The sector has a talent and training challenge. Investment can help staff to use technologies optimally and providers to bring in new roles. There is also a talent challenge at all levels from senior executives to academic and professional staff who do not yet understand the potential and applicability of new digital technologies. It isn’t good enough to rest on those staff who are ‘early adopters’. The mass of university staff need to be supported to develop better digital technology skills. This, combined with investment challenges, can mean that decision-making about new platforms can be siloed, involving different stakeholders with different agendas, with an end result of systems that do not integrate and which are not interoperable. Students want seamless and simple.

We don’t know exactly how AI will reshape our collective concept of learning, knowledge, and cognition over the coming decades, but we can be sure that generative AI tools will soon saturate education at every level, reshaping students’ expectations from school to entry to university to employers’ expectations of graduate capabilities.
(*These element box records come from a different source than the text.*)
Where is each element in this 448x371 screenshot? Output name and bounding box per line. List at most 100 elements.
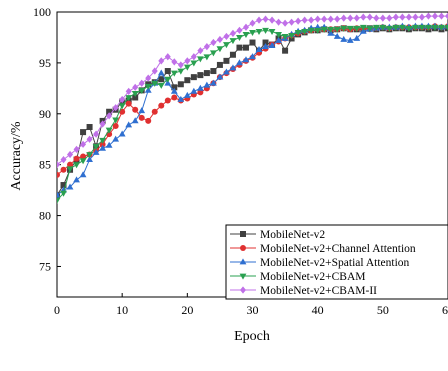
data-point <box>405 25 413 32</box>
data-point <box>314 15 321 23</box>
data-point <box>60 190 67 197</box>
data-point <box>392 13 399 21</box>
legend-marker <box>240 286 246 294</box>
data-point <box>105 141 113 148</box>
data-point <box>262 27 269 34</box>
data-point <box>132 94 139 101</box>
data-point <box>197 72 204 79</box>
data-point <box>353 25 361 32</box>
data-point <box>418 13 425 21</box>
data-point <box>347 14 354 22</box>
data-point <box>73 145 80 154</box>
data-point <box>229 38 237 45</box>
data-point <box>190 53 197 61</box>
legend-label: MobileNet-v2+CBAM <box>260 271 366 283</box>
data-point <box>170 87 178 94</box>
data-point <box>66 166 74 173</box>
legend-label: MobileNet-v2+Spatial Attention <box>260 257 410 269</box>
data-point <box>418 24 426 31</box>
data-point <box>138 107 146 114</box>
data-point <box>86 135 93 143</box>
data-point <box>67 161 74 168</box>
data-point <box>399 13 406 21</box>
data-point <box>80 140 87 148</box>
data-point <box>314 27 322 34</box>
data-point <box>438 12 445 20</box>
data-point <box>112 123 119 129</box>
legend-item: MobileNet-v2+Spatial Attention <box>230 257 410 269</box>
data-point <box>119 108 126 115</box>
data-point <box>229 64 237 71</box>
data-point <box>249 53 256 60</box>
data-point <box>57 171 60 178</box>
data-point <box>275 31 282 38</box>
data-point <box>340 14 347 22</box>
data-point <box>229 29 236 37</box>
data-point <box>210 68 217 75</box>
data-point <box>301 28 309 35</box>
data-point <box>183 91 191 98</box>
data-point <box>79 171 87 178</box>
data-point <box>119 95 126 104</box>
data-point <box>125 121 133 128</box>
legend-marker <box>239 258 247 265</box>
data-point <box>334 15 341 23</box>
legend-label: MobileNet-v2+CBAM-II <box>260 285 377 297</box>
data-point <box>132 83 139 91</box>
data-point <box>282 19 289 27</box>
data-point <box>333 32 341 39</box>
data-point <box>229 51 236 58</box>
data-point <box>321 15 328 23</box>
data-point <box>125 95 133 102</box>
data-point <box>203 43 210 51</box>
data-point <box>385 25 393 32</box>
y-tick-label: 95 <box>39 56 51 70</box>
data-point <box>223 32 230 41</box>
data-point <box>360 13 367 21</box>
series-2 <box>57 23 448 178</box>
data-point <box>66 183 74 190</box>
data-point <box>196 84 204 91</box>
data-point <box>144 83 152 90</box>
data-point <box>125 100 132 107</box>
data-point <box>242 56 250 63</box>
legend-marker <box>239 273 247 280</box>
data-point <box>359 24 367 31</box>
data-point <box>177 81 184 88</box>
data-point <box>138 79 145 87</box>
data-point <box>190 74 197 81</box>
data-point <box>444 24 448 31</box>
data-point <box>268 28 276 35</box>
data-point <box>177 61 184 69</box>
data-point <box>425 12 432 20</box>
data-point <box>320 26 328 33</box>
legend-label: MobileNet-v2+Channel Attention <box>260 243 416 255</box>
data-point <box>236 26 243 34</box>
data-point <box>92 148 100 155</box>
series-line <box>57 25 448 176</box>
data-point <box>405 13 412 21</box>
data-point <box>203 81 211 88</box>
data-point <box>196 56 204 63</box>
data-point <box>57 191 61 198</box>
data-point <box>99 120 106 128</box>
data-point <box>177 95 185 102</box>
x-tick-label: 60 <box>442 303 448 317</box>
series-3 <box>57 22 448 198</box>
data-point <box>216 61 223 68</box>
data-point <box>73 155 80 162</box>
data-point <box>57 161 60 169</box>
data-point <box>346 25 354 32</box>
data-point <box>236 59 243 66</box>
data-point <box>60 182 67 189</box>
data-point <box>295 17 302 25</box>
data-point <box>242 44 249 51</box>
data-point <box>262 39 269 46</box>
data-point <box>158 102 165 109</box>
legend-box <box>225 224 448 300</box>
data-point <box>183 64 191 71</box>
data-point <box>138 87 146 94</box>
y-axis: 75 80 85 90 95 100 <box>33 5 61 273</box>
y-tick-label: 90 <box>39 107 51 121</box>
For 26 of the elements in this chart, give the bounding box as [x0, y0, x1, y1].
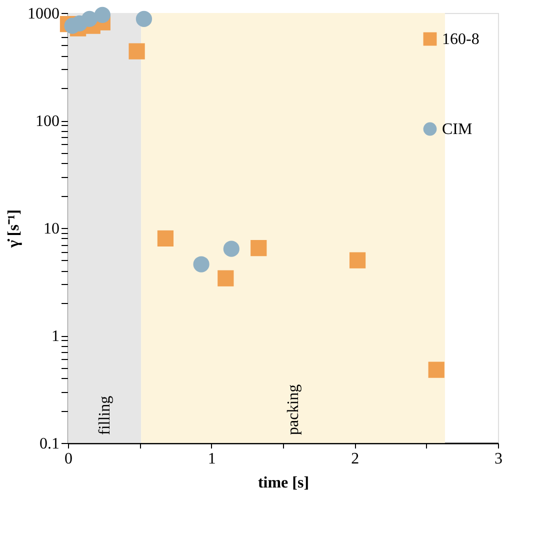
- y-axis-title: γ̇ [s⁻¹]: [6, 209, 22, 249]
- x-tick-label: 3: [494, 450, 502, 468]
- point: [250, 240, 267, 256]
- y-tick-label: 10: [44, 220, 60, 238]
- point: [349, 252, 366, 268]
- legend-label: 160-8: [442, 31, 480, 48]
- y-tick-label: 0.1: [40, 436, 60, 452]
- point: [94, 6, 110, 23]
- x-tick-label: 1: [208, 450, 216, 468]
- band-label: packing: [285, 384, 302, 435]
- point: [157, 230, 174, 246]
- point: [193, 256, 210, 272]
- point: [223, 240, 240, 257]
- y-tick-label: 100: [36, 113, 60, 130]
- point: [81, 10, 98, 28]
- y-tick-label: 1: [52, 328, 60, 345]
- band-label: filling: [96, 396, 114, 435]
- x-tick-label: 0: [64, 450, 72, 468]
- y-tick-label: 1000: [28, 6, 60, 22]
- legend-label: CIM: [442, 121, 472, 138]
- point: [218, 270, 234, 286]
- x-tick-label: 2: [351, 450, 360, 468]
- point: [428, 362, 444, 378]
- x-axis-title: time [s]: [258, 474, 310, 492]
- point: [128, 43, 145, 60]
- point: [136, 10, 152, 28]
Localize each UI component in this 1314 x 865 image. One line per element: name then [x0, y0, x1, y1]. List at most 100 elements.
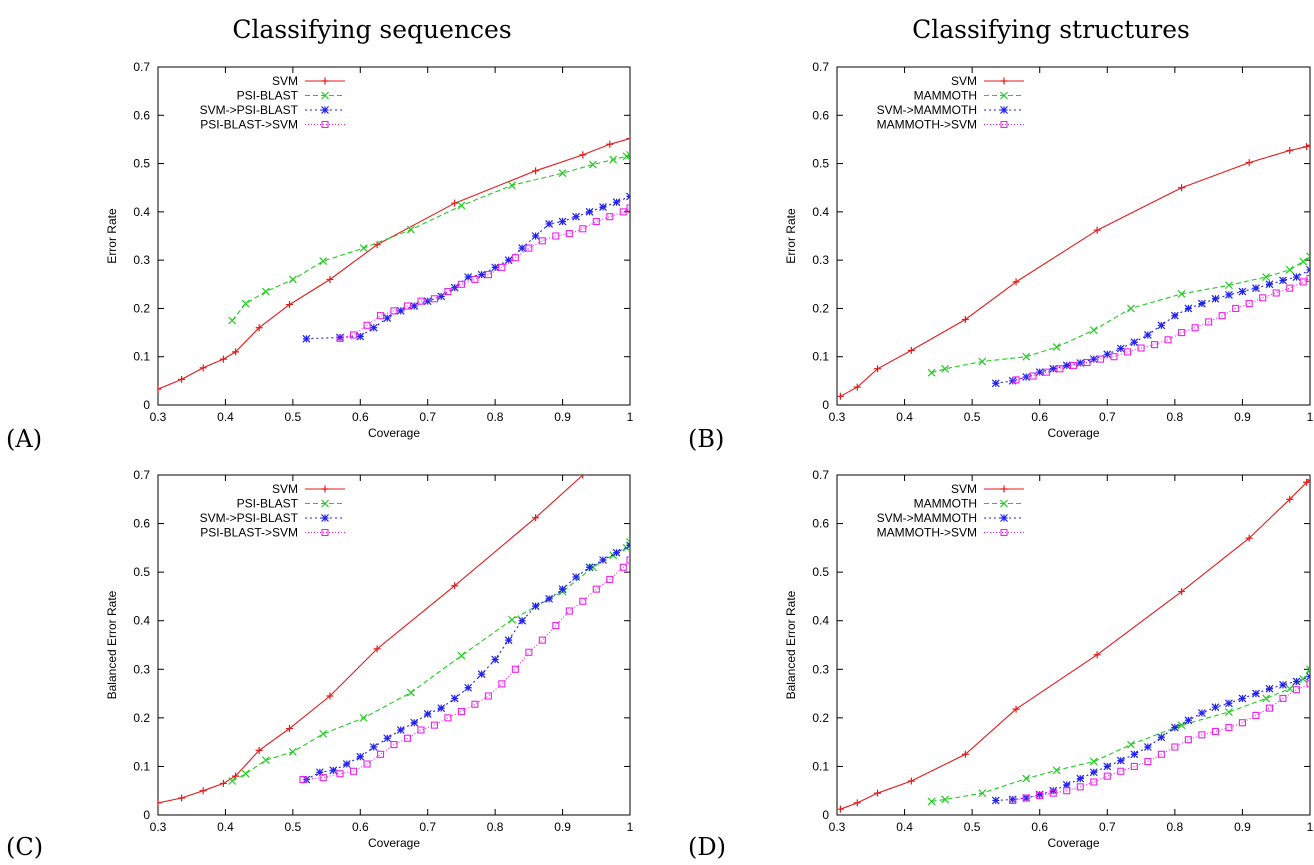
x-tick-label: 0.8 [487, 820, 504, 834]
x-tick-label: 1 [627, 410, 634, 424]
data-point [471, 700, 479, 708]
x-tick-label: 0.9 [1234, 820, 1251, 834]
data-point [1076, 359, 1085, 367]
data-point [538, 636, 546, 644]
data-point [927, 797, 936, 806]
data-point [369, 743, 378, 751]
data-point [1286, 147, 1294, 155]
data-point [1103, 762, 1112, 771]
x-tick-label: 0.4 [896, 410, 913, 424]
data-point [518, 616, 527, 625]
plot-frame [157, 66, 631, 406]
x-tick-label: 0.7 [419, 820, 436, 834]
data-point [491, 263, 500, 272]
x-tick-label: 0.4 [217, 410, 234, 424]
data-point [511, 665, 519, 673]
data-point [531, 602, 540, 611]
data-point [991, 379, 1000, 388]
data-point [1062, 361, 1071, 370]
data-point [1049, 364, 1058, 373]
data-point [1096, 355, 1105, 363]
data-point [592, 217, 600, 226]
data-point [423, 297, 432, 306]
data-point [1171, 743, 1179, 751]
legend-marker [1000, 485, 1008, 493]
panel-label: (C) [6, 833, 43, 861]
data-point [874, 789, 882, 797]
data-point [457, 201, 466, 210]
data-point [484, 271, 492, 279]
legend-label: MAMMOTH [914, 497, 977, 511]
data-point [1299, 257, 1308, 266]
x-tick-label: 0.5 [285, 820, 302, 834]
data-point [1224, 708, 1233, 716]
y-axis-label: Error Rate [784, 208, 798, 264]
data-point [498, 263, 506, 271]
series-2 [991, 265, 1310, 388]
data-point [1170, 723, 1179, 732]
legend-marker [321, 77, 329, 85]
legend-label: SVM->MAMMOTH [877, 103, 977, 117]
data-point [1127, 740, 1135, 749]
chart-panel-c: (C) 0.3 0.4 0.5 0.6 0.7 0.8 0.9 1 0 0.1 0.2 0.3 0.4 0.… [6, 468, 634, 861]
series-3 [336, 204, 630, 342]
data-point [978, 357, 987, 366]
data-point [417, 726, 425, 734]
data-point [1022, 352, 1031, 361]
data-point [241, 769, 250, 778]
data-point [1198, 731, 1206, 739]
series-line [306, 544, 630, 780]
data-point [1224, 699, 1233, 708]
data-point [1008, 795, 1017, 804]
x-tick-label: 0.7 [1099, 820, 1116, 834]
data-point [1292, 686, 1301, 694]
x-tick-label: 0.5 [964, 410, 981, 424]
x-tick-label: 0.9 [554, 410, 571, 424]
data-point [508, 615, 516, 624]
data-point [518, 244, 527, 252]
legend-marker [1000, 91, 1008, 100]
data-point [498, 680, 506, 688]
data-point [1089, 757, 1098, 766]
x-tick-label: 1 [1307, 820, 1314, 834]
data-point [1151, 341, 1159, 349]
legend-marker [1000, 106, 1008, 114]
data-point [1029, 372, 1037, 380]
y-tick-label: 0.4 [812, 205, 829, 219]
legend-label: MAMMOTH->SVM [877, 118, 977, 132]
series-0 [837, 476, 1310, 813]
series-1 [927, 252, 1310, 377]
data-point [837, 392, 844, 400]
data-point [376, 750, 385, 758]
legend-label: MAMMOTH->SVM [877, 526, 977, 540]
data-point [558, 169, 567, 178]
data-point [1127, 304, 1135, 313]
data-point [1285, 684, 1294, 693]
x-tick-label: 0.3 [829, 820, 846, 834]
data-point [403, 734, 412, 742]
y-tick-label: 0.2 [133, 301, 150, 315]
data-point [626, 204, 630, 212]
data-point [444, 287, 452, 296]
data-point [1130, 762, 1138, 770]
data-point [158, 799, 162, 807]
y-tick-label: 0.1 [133, 759, 150, 773]
data-point [1063, 787, 1071, 795]
data-point [326, 692, 334, 700]
legend-label: PSI-BLAST [237, 497, 299, 511]
data-point [565, 230, 573, 238]
y-tick-label: 0.3 [133, 662, 150, 676]
data-point [1265, 684, 1274, 693]
data-point [927, 368, 936, 377]
legend-label: SVM->PSI-BLAST [200, 511, 299, 525]
series-line [995, 269, 1310, 384]
data-point [1285, 265, 1294, 274]
data-point [1076, 774, 1085, 783]
data-point [342, 760, 351, 768]
y-tick-label: 0.4 [812, 614, 829, 628]
data-point [1306, 252, 1310, 261]
data-point [619, 563, 627, 571]
data-point [1178, 588, 1186, 596]
data-point [1069, 361, 1078, 369]
data-point [626, 541, 630, 550]
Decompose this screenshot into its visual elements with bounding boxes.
From a fragmented approach to adopting digital

As the sector’s practice evolves, TEF can be seen as offering a framework to enhance learning and teaching by asking providers to articulate the links between learner engagement, student outcomes and educational gains.

But ultimately, success in the TEF should be seen as a side benefit of effective learning and teaching that demonstrably engages students. All of this means that the sector needs to move on from a fragmented approach to adopting digital technologies and prepare to invest in platforms and technologies, training and talent that are consistently applied across the whole institution, getting the best out of learner engagement, and truly creating opportunities for all.